Buenos Aires — La Argentina enfrentaba una colapso económico hace apenas dos años. El PIB se contraía un 2% anual. Los salarios reales caían aún más rápido. La inflación mensual alcanzaba el 13%. La pobreza afectaba al 42% de la población. Los alquileres se disparaban. El déficit fiscal crecía. Las tasas de interés subían.
Los electores optaron por el libertario Javier Milei a finales de 2023. Él asumió el cargo y actúo con rapidez. Su gobierno redujo el gasto en un 30%. Desmanteló alrededor de 200 organismos. Congeló los presupuestos para los beneficiarios. Los empleos en el sector público cayeron un 20%. Los salarios reales de los funcionarios descendieron. Las impuestos se redujeron. Las regulaciones desaparecieron. El banco central dejó de imprimir dinero.
Los críticos pronosticaron el colapso. Pero los resultados demostraron que se equivocaron. El presupuesto se equilibró. La pobreza disminuyó. Los salarios del sector privado subieron. El PIB creció. La inflación se redujo significativamente.
Las autoridades atribuyen el crecimiento al corte de la burocracia. Según los datos del gobierno, la economía argentina creció tras la reducción del tamaño del Estado. Las inversiones privadas llenaron el vacío dejado por la recesión pública.
El equipo de Milei desafió el pensamiento económico tradicional. Muchos políticos y medios siguen aferrados a una ecuación simple: producción igual a consumo más inversión más gasto gubernamental más exportaciones netas. Según ellos, aumentar el gasto público eleva la producción. La Argentina lo refuta.
La creación de riqueza depende de la inversión privada, no de los gastos estatales. Las medidas de Milei liberaron recursos para el sector privado. Siguieron aumentos de productividad. La pobreza disminuyó a medida que los empleos crecieron fuera del sector público.
Un analista sostiene que Australia podría aprender con esto. Su gobierno debería reducir la burocracia para impulsar el crecimiento. El exceso de empleados públicos actúa como un freno, igual que en la Argentina pre-Milei.
Milei abordó otra crisis: la energía. La Argentina conoce bien el riesgo político. Los gobiernos cambian de política, asustando a los inversores. Milei respondió con el Régimen de Incentivos para Grandes Inversiones, o RIGI.

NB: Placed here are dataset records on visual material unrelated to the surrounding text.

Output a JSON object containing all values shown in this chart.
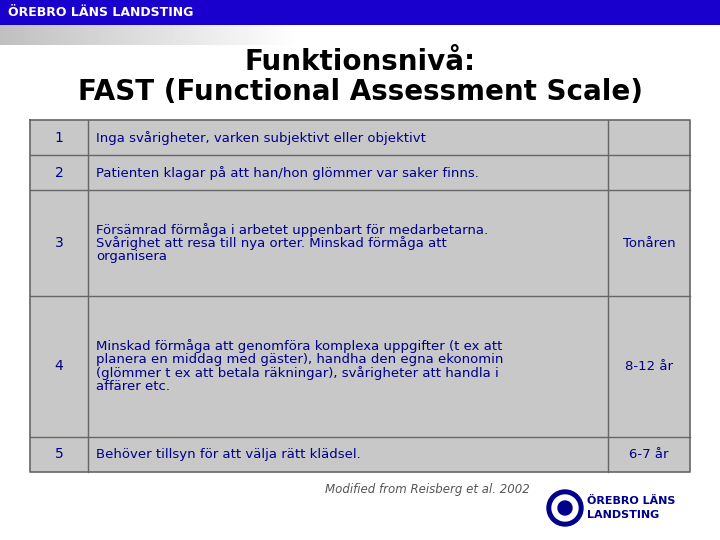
{
  "header_text": "ÖREBRO LÄNS LANDSTING",
  "header_bg": "#1a00cc",
  "header_text_color": "#ffffff",
  "title_line1": "Funktionsnivå:",
  "title_line2": "FAST (Functional Assessment Scale)",
  "title_fontsize": 20,
  "bg_color": "#ffffff",
  "table_bg": "#c8c8c8",
  "table_border": "#666666",
  "table_text_color": "#00008b",
  "rows": [
    {
      "num": "1",
      "description": "Inga svårigheter, varken subjektivt eller objektivt",
      "age": ""
    },
    {
      "num": "2",
      "description": "Patienten klagar på att han/hon glömmer var saker finns.",
      "age": ""
    },
    {
      "num": "3",
      "description": "Försämrad förmåga i arbetet uppenbart för medarbetarna.\nSvårighet att resa till nya orter. Minskad förmåga att\norganisera",
      "age": "Tonåren"
    },
    {
      "num": "4",
      "description": "Minskad förmåga att genomföra komplexa uppgifter (t ex att\nplanera en middag med gäster), handha den egna ekonomin\n(glömmer t ex att betala räkningar), svårigheter att handla i\naffärer etc.",
      "age": "8-12 år"
    },
    {
      "num": "5",
      "description": "Behöver tillsyn för att välja rätt klädsel.",
      "age": "6-7 år"
    }
  ],
  "footer_text": "Modified from Reisberg et al. 2002",
  "logo_color": "#00008b",
  "logo_text1": "ÖREBRO LÄNS",
  "logo_text2": "LANDSTING"
}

El RIGI se enfoca en proyectos grandes en energía y otras áreas clave. Ofrece garantías de 30 años contra cambios fiscales o regulatorios. Los contratos incluyen arbitraje internacional. Los futuros gobiernos no pueden incumplir sin penalidad.
El plan funcionó. Las tasas de interés reales cayeron un 15%. Ingresaron decenas de miles de millones en nuevas inversiones. Los proyectos energéticos avanzaron sin miedo a cambios de política.

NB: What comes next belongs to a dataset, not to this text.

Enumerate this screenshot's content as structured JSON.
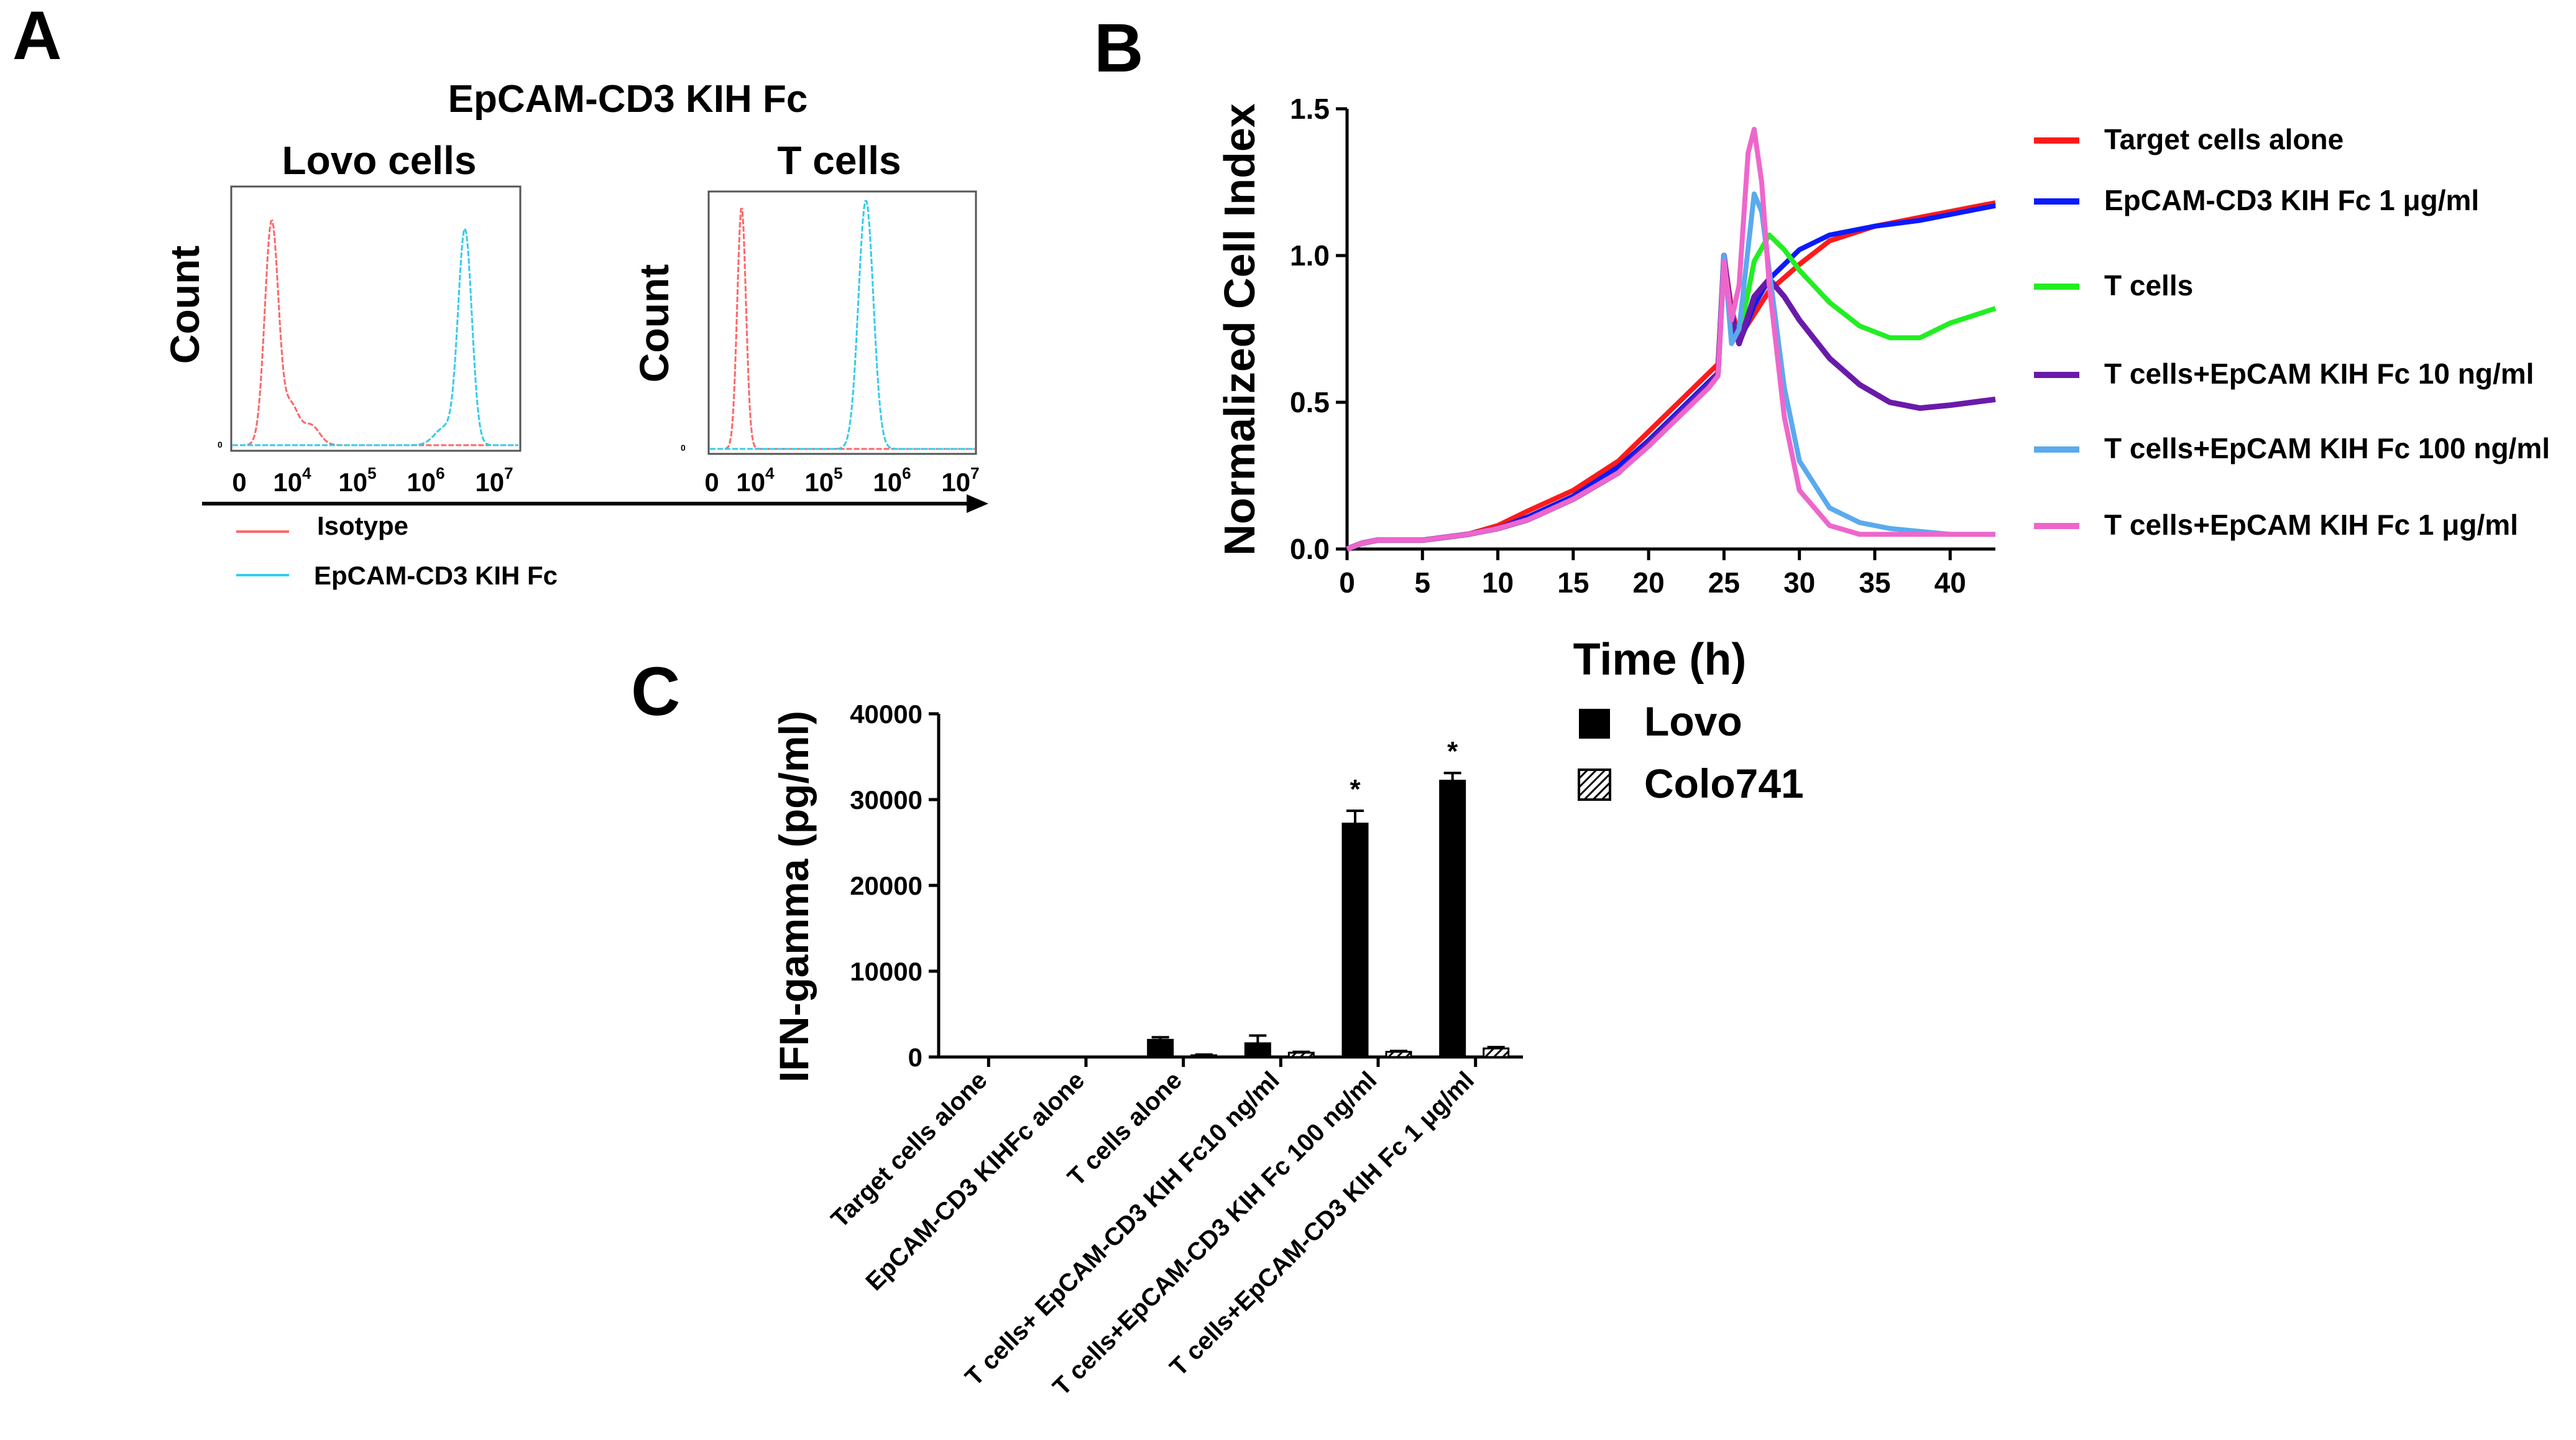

Australia enfrenta un desafío similar. Posee grandes reservas de carbón, gas y uranio. La energía debería ser barata. Sin embargo, los precios suben. Los inversores evitan las plantas de carbón, gas y nuclear. Temen que futuros gobiernos prioricen los objetivos de cero emisiones sobre la energía confiable.
El riesgo político oculta costos enormes. La falta de capacidad de base significa facturas más altas y apagones. El RIGI de Milei podría inspirar a Australia. Ofrecer garantías irrevocables. Observar cómo fluyen las inversiones. Los precios caerían.
No todas las políticas argentinas encajan en Australia. Las escalas difieren. Los contextos varían. Sin embargo, dos lecciones destacan: reducir la burocracia. Establecer la estabilidad de las inversiones.
Líderes globales permanecen callados. El éxito de Milei desafía la ortodoxia del gran gobierno. Los medios principales minimizan el giro. Los analistas predijeron el fracaso. La realidad exige atención.
La tasa de pobreza en Argentina ha caído por debajo del 40%. La inflación anualizada se situó por debajo del 3% mensual a finales de 2025. Los salarios reales suben. El capital extranjero vuelve. La apuesta de Milei dio resultados.
Los economistas siguen los indicadores mensuales. El consumo privado impulsa el crecimiento. Las exportaciones aumentan por costos competitivos. La desempleo disminuye a medida que las empresas contratan.
Las reformas continúan. Milei mira hacia una desregulación más profunda. Las leyes laborales se relajan. Las barreras comerciales desaparecen. Los críticos persisten. Los partidarios señalan los números.
Las preocupaciones energéticas en Australia empeoran. Los precios al por mayor se duplicaron en 2024. Los apagones amenazan sin capacidad de base. Pactos similares al RIGI podrían cambiar eso. Los legisladores vacilan.